Credit Squeezing Into Central Banks – What Next?
Further spread tightening today as the significant inflow-induced squeeze in credit continues. We see room for widening and volatility, especially tapering, but overall remain constructive on credit overall for 2023. Further returns in the sector will be a function of yield and carry. We look at what's new for the Corporate Sector Purchase Programme.
Further squeeze in spreads – but room for widening
The strong rally in credit markets continues after a couple of slow days ahead of the central banks meetings. After a rather hawkish ECB, credit spreads tightened around 5bp on average. The value we saw in credit three months ago has evaporated and spreads are looking rather tight, (now trading 10bp below the bottom of the previous recession trading range). Thus we feel there is plenty of room for widening and still expect volatility on the horizon. In saying that, we still remain constructive about credit and still expect spreads to end the year even marginally tighter than current levels. Further returns in the sector will be a function of yield and carry, rather than spread tightening.
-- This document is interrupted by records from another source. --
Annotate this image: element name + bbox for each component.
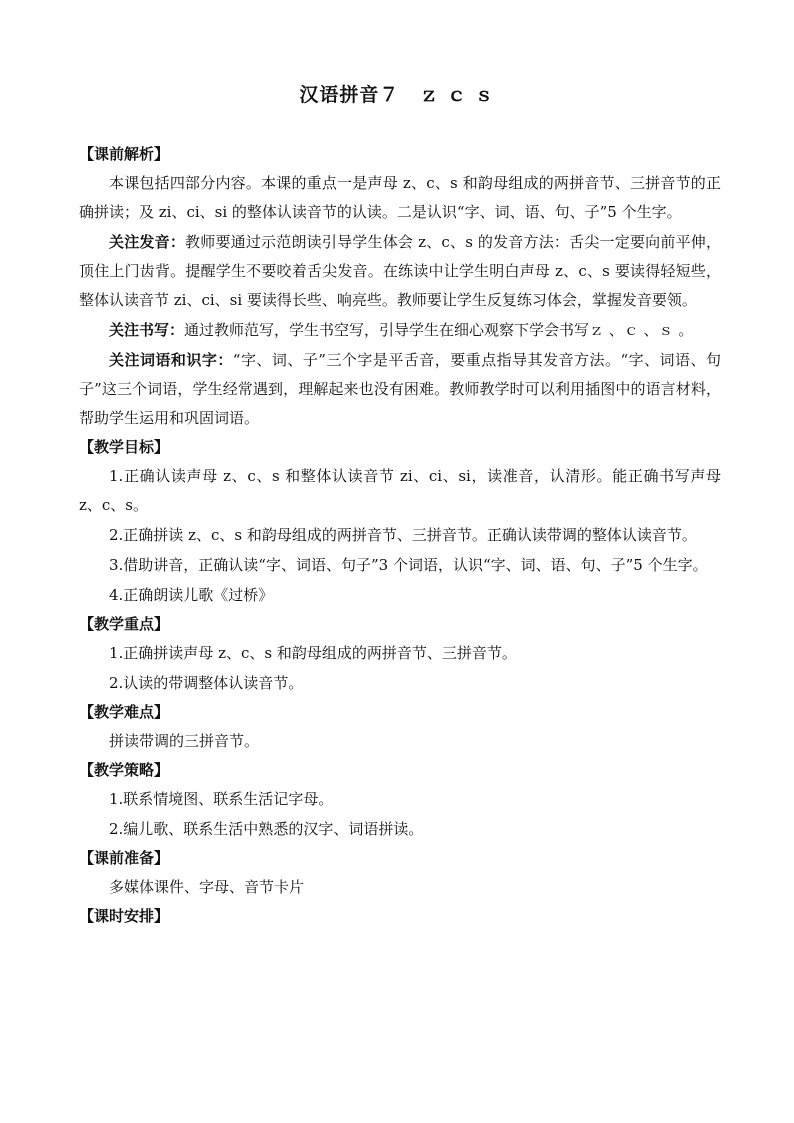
document-title: 汉语拼音７ ｚ ｃ ｓ	[299, 84, 495, 106]
difficulty-item: 拼读带调的三拼音节。	[109, 732, 260, 750]
focus-writing-lead: 关注书写：	[109, 321, 185, 339]
objective-item: 4.正确朗读儿歌《过桥》	[109, 586, 274, 604]
section-heading-pre-analysis: 【课前解析】	[79, 145, 170, 163]
section-heading-key-points: 【教学重点】	[79, 615, 170, 633]
strategy-item: 2.编儿歌、联系生活中熟悉的汉字、词语拼读。	[109, 820, 424, 838]
focus-words-lead: 关注词语和识字：	[109, 351, 233, 369]
focus-pronunciation	[79, 228, 721, 315]
focus-pronunciation-text: 教师要通过示范朗读引导学生体会 z、c、s 的发音方法：舌尖一定要向前平伸，顶住上门齿背。提醒学生不要咬着舌尖发音。在练读中让学生明白声母 z、c、s 要读得轻短些，整体认读音节 zi、ci、si 要读得长些、响亮些。教师要让学生反复练习体会，掌握发音要领。	[79, 233, 721, 309]
pre-analysis-paragraph: 本课包括四部分内容。本课的重点一是声母 z、c、s 和韵母组成的两拼音节、三拼音节的正确拼读；及 zi、ci、si 的整体认读音节的认读。二是认识“字、词、语、句、子”5 个生字。	[79, 174, 721, 221]
objective-item: 2.正确拼读 z、c、s 和韵母组成的两拼音节、三拼音节。正确认读带调的整体认读音节。	[109, 526, 697, 544]
preparation-item: 多媒体课件、字母、音节卡片	[109, 878, 305, 896]
focus-writing-text: 通过教师范写，学生书空写，引导学生在细心观察下学会书写ｚ 、ｃ 、ｓ 。	[184, 321, 694, 339]
key-point-item: 1.正确拼读声母 z、c、s 和韵母组成的两拼音节、三拼音节。	[109, 644, 517, 662]
focus-words	[79, 346, 721, 433]
section-heading-preparation: 【课前准备】	[79, 849, 170, 867]
focus-pronunciation-lead: 关注发音：	[109, 233, 186, 251]
objective-item: 1.正确认读声母 z、c、s 和整体认读音节 zi、ci、si，读准音，认清形。能正确书写声母 z、c、s。	[79, 467, 721, 514]
section-heading-strategies: 【教学策略】	[79, 761, 170, 779]
strategy-item: 1.联系情境图、联系生活记字母。	[109, 790, 334, 808]
section-heading-difficulties: 【教学难点】	[79, 703, 170, 721]
focus-words-text: “字、词、子”三个字是平舌音，要重点指导其发音方法。“字、词语、句子”这三个词语，学生经常遇到，理解起来也没有困难。教师教学时可以利用插图中的语言材料，帮助学生运用和巩固词语。	[79, 351, 721, 427]
objective-item: 3.借助讲音，正确认读“字、词语、句子”3 个词语，认识“字、词、语、句、子”5 个生字。	[109, 556, 708, 574]
section-heading-objectives: 【教学目标】	[79, 438, 170, 456]
focus-writing	[79, 316, 721, 345]
document-body	[79, 140, 721, 931]
section-heading-schedule: 【课时安排】	[79, 907, 170, 925]
key-point-item: 2.认读的带调整体认读音节。	[109, 674, 304, 692]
EUR IG non-financial spread range
Source: ING, ICE
Tapering of reinvestments will add turbulence and increase volatility
Amongst the list of risk factors and negative drivers for credit is quantitative tightening. Some additional details were released on the tapering of the asset purchase programmes starting in March.
What is new for CSPP?
- The reduction of the holdings by €15bn per month via lower reinvestments is confirmed.
- They will not continue with primary market purchases via CSPP in order to focus on the secondary market.
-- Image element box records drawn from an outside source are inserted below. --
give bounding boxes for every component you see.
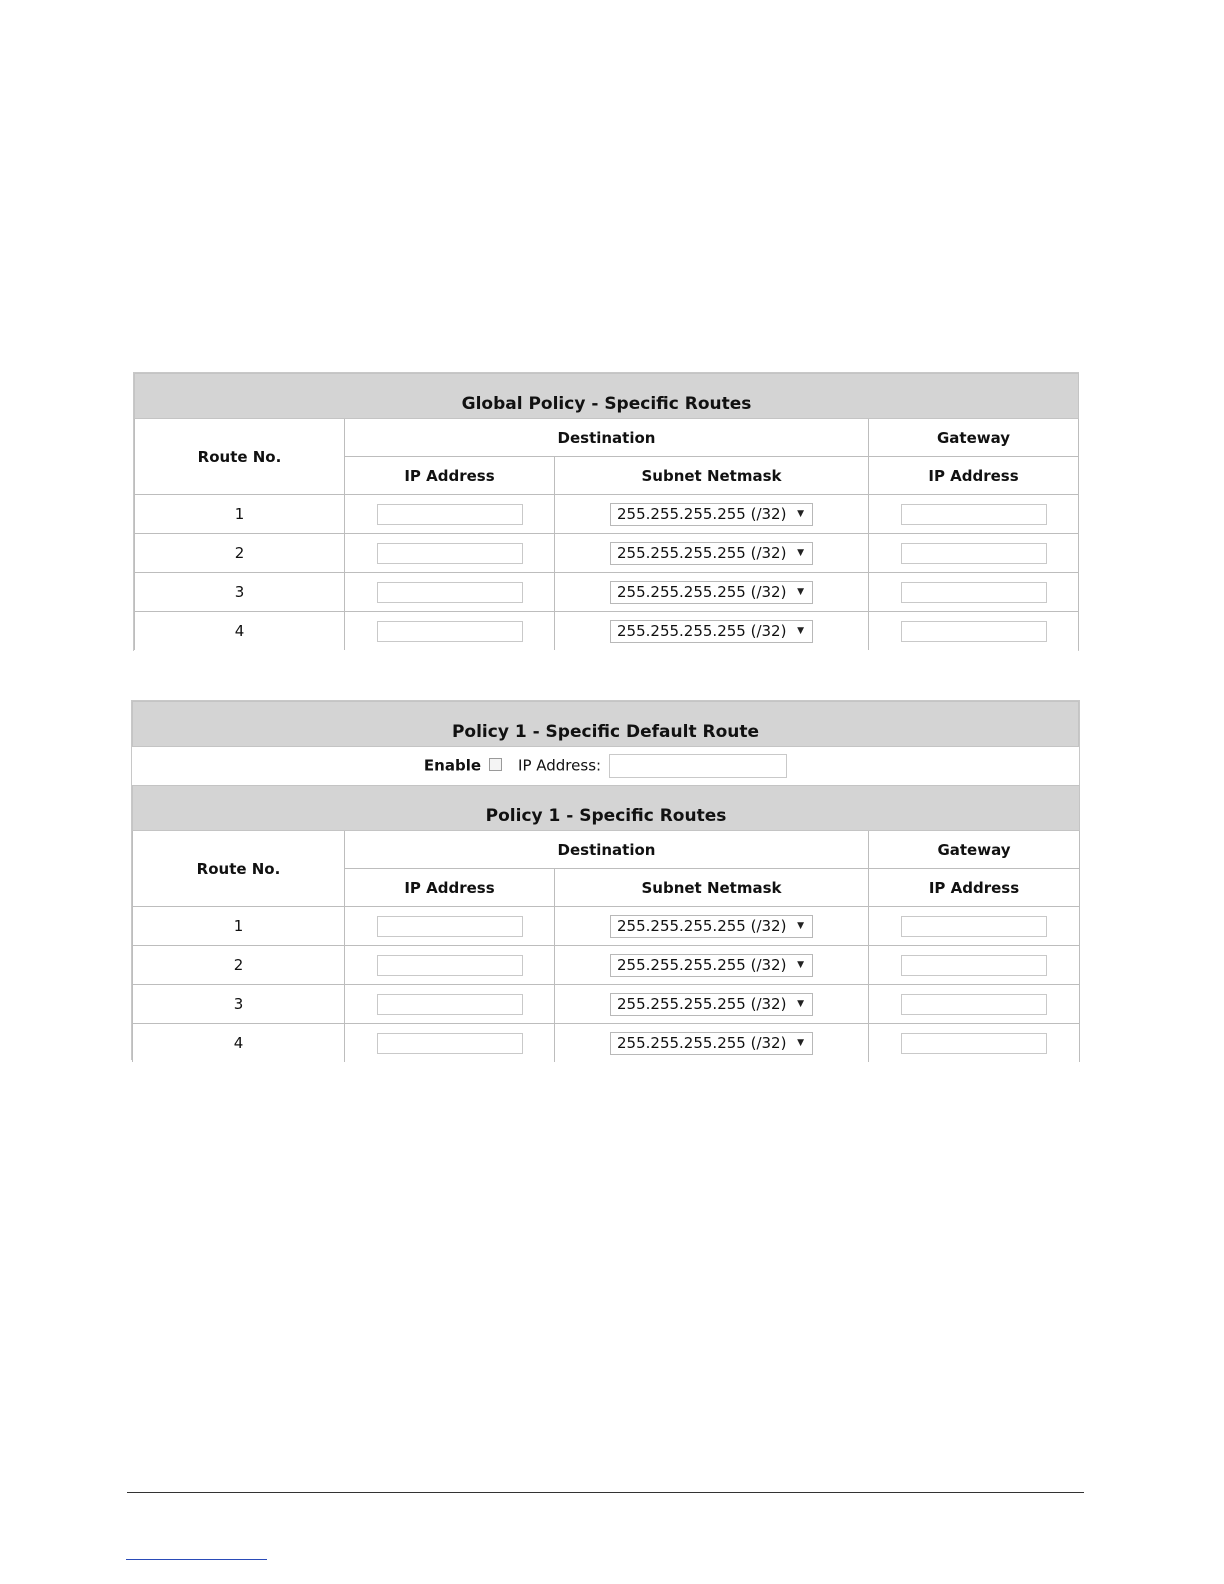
- route-no-header: Route No.: [133, 831, 345, 907]
- table-row: [133, 1024, 1080, 1063]
- dest-ip-input[interactable]: [377, 994, 523, 1015]
- footer-divider: [127, 1492, 1084, 1493]
- route-number: 2: [133, 946, 345, 985]
- policy1-routes-table: [132, 785, 1080, 1062]
- netmask-value: 255.255.255.255 (/32): [617, 956, 787, 974]
- dest-ip-input[interactable]: [377, 504, 523, 525]
- netmask-value: 255.255.255.255 (/32): [617, 917, 787, 935]
- gateway-ip-input[interactable]: [901, 916, 1047, 937]
- footnote-link-underline: [126, 1559, 267, 1560]
- netmask-value: 255.255.255.255 (/32): [617, 1034, 787, 1052]
- route-number: 3: [133, 985, 345, 1024]
- gw-ip-header: IP Address: [869, 869, 1080, 907]
- destination-header: Destination: [345, 831, 869, 869]
- dest-ip-input[interactable]: [377, 955, 523, 976]
- route-number: 4: [135, 612, 345, 651]
- netmask-select[interactable]: [610, 620, 813, 643]
- netmask-select[interactable]: [610, 915, 813, 938]
- netmask-select[interactable]: [610, 503, 813, 526]
- policy1-default-route-table: [132, 701, 1079, 785]
- chevron-down-icon: ▼: [797, 1038, 804, 1048]
- destination-header: Destination: [345, 419, 869, 457]
- gateway-ip-input[interactable]: [901, 994, 1047, 1015]
- gateway-ip-input[interactable]: [901, 504, 1047, 525]
- table-row: [135, 612, 1079, 651]
- table-row: [133, 907, 1080, 946]
- route-number: 1: [133, 907, 345, 946]
- subnet-header: Subnet Netmask: [555, 457, 869, 495]
- default-route-ip-input[interactable]: [609, 754, 787, 778]
- gateway-ip-input[interactable]: [901, 955, 1047, 976]
- table-row: [133, 946, 1080, 985]
- table-row: [133, 985, 1080, 1024]
- dest-ip-header: IP Address: [345, 457, 555, 495]
- netmask-select[interactable]: [610, 954, 813, 977]
- netmask-value: 255.255.255.255 (/32): [617, 583, 787, 601]
- ip-address-label: IP Address:: [518, 756, 602, 775]
- enable-checkbox[interactable]: [489, 758, 502, 771]
- chevron-down-icon: ▼: [797, 921, 804, 931]
- netmask-select[interactable]: [610, 1032, 813, 1055]
- gateway-ip-input[interactable]: [901, 621, 1047, 642]
- global-routes-table: [134, 373, 1079, 650]
- dest-ip-input[interactable]: [377, 1033, 523, 1054]
- route-number: 3: [135, 573, 345, 612]
- netmask-value: 255.255.255.255 (/32): [617, 505, 787, 523]
- dest-ip-input[interactable]: [377, 621, 523, 642]
- route-number: 1: [135, 495, 345, 534]
- netmask-value: 255.255.255.255 (/32): [617, 544, 787, 562]
- netmask-select[interactable]: [610, 581, 813, 604]
- route-number: 2: [135, 534, 345, 573]
- gateway-header: Gateway: [869, 831, 1080, 869]
- table-row: [135, 573, 1079, 612]
- chevron-down-icon: ▼: [797, 548, 804, 558]
- gateway-ip-input[interactable]: [901, 543, 1047, 564]
- gw-ip-header: IP Address: [869, 457, 1079, 495]
- route-no-header: Route No.: [135, 419, 345, 495]
- route-number: 4: [133, 1024, 345, 1063]
- global-routes-title: Global Policy - Specific Routes: [135, 374, 1079, 419]
- policy1-panel: [131, 700, 1080, 1060]
- dest-ip-header: IP Address: [345, 869, 555, 907]
- table-row: [135, 495, 1079, 534]
- global-routes-panel: [133, 372, 1079, 651]
- netmask-value: 255.255.255.255 (/32): [617, 995, 787, 1013]
- subnet-header: Subnet Netmask: [555, 869, 869, 907]
- chevron-down-icon: ▼: [797, 587, 804, 597]
- gateway-ip-input[interactable]: [901, 1033, 1047, 1054]
- table-row: [135, 534, 1079, 573]
- netmask-select[interactable]: [610, 993, 813, 1016]
- netmask-value: 255.255.255.255 (/32): [617, 622, 787, 640]
- netmask-select[interactable]: [610, 542, 813, 565]
- dest-ip-input[interactable]: [377, 543, 523, 564]
- default-route-controls: [133, 747, 1079, 786]
- enable-label: Enable: [423, 756, 482, 775]
- policy1-default-title: Policy 1 - Specific Default Route: [133, 702, 1079, 747]
- policy1-routes-title: Policy 1 - Specific Routes: [133, 786, 1080, 831]
- chevron-down-icon: ▼: [797, 960, 804, 970]
- chevron-down-icon: ▼: [797, 509, 804, 519]
- chevron-down-icon: ▼: [797, 999, 804, 1009]
- chevron-down-icon: ▼: [797, 626, 804, 636]
- gateway-ip-input[interactable]: [901, 582, 1047, 603]
- dest-ip-input[interactable]: [377, 582, 523, 603]
- gateway-header: Gateway: [869, 419, 1079, 457]
- dest-ip-input[interactable]: [377, 916, 523, 937]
- However, issuers with a better climate performance and green bonds will continue to be purchased in the primary market, as the ECB vows to tilt in a stronger manner towards better climate-performing issuers.
The statement “The remaining reinvestment amounts will be allocated proportionally to the share of redemptions across each constituent programme of the APP”, means that we can compute the CSPP reinvestments for the coming months. The following table assumes the pace of €15bn reduction remains consistent, however, it is also possible the reduction pace increases or they stop reinvesting completely come July.
The lower level of support could add to the turbulence and increase volatility, potentially reprice spreads wider, ultimately adding more value to credit. Should there be even faster tapering then it will change the positive technical further and lead to spread widening in the case of faster tapering come July or an abrupt stop. Active selling of holdings will clearly have much more negative implications on spreads.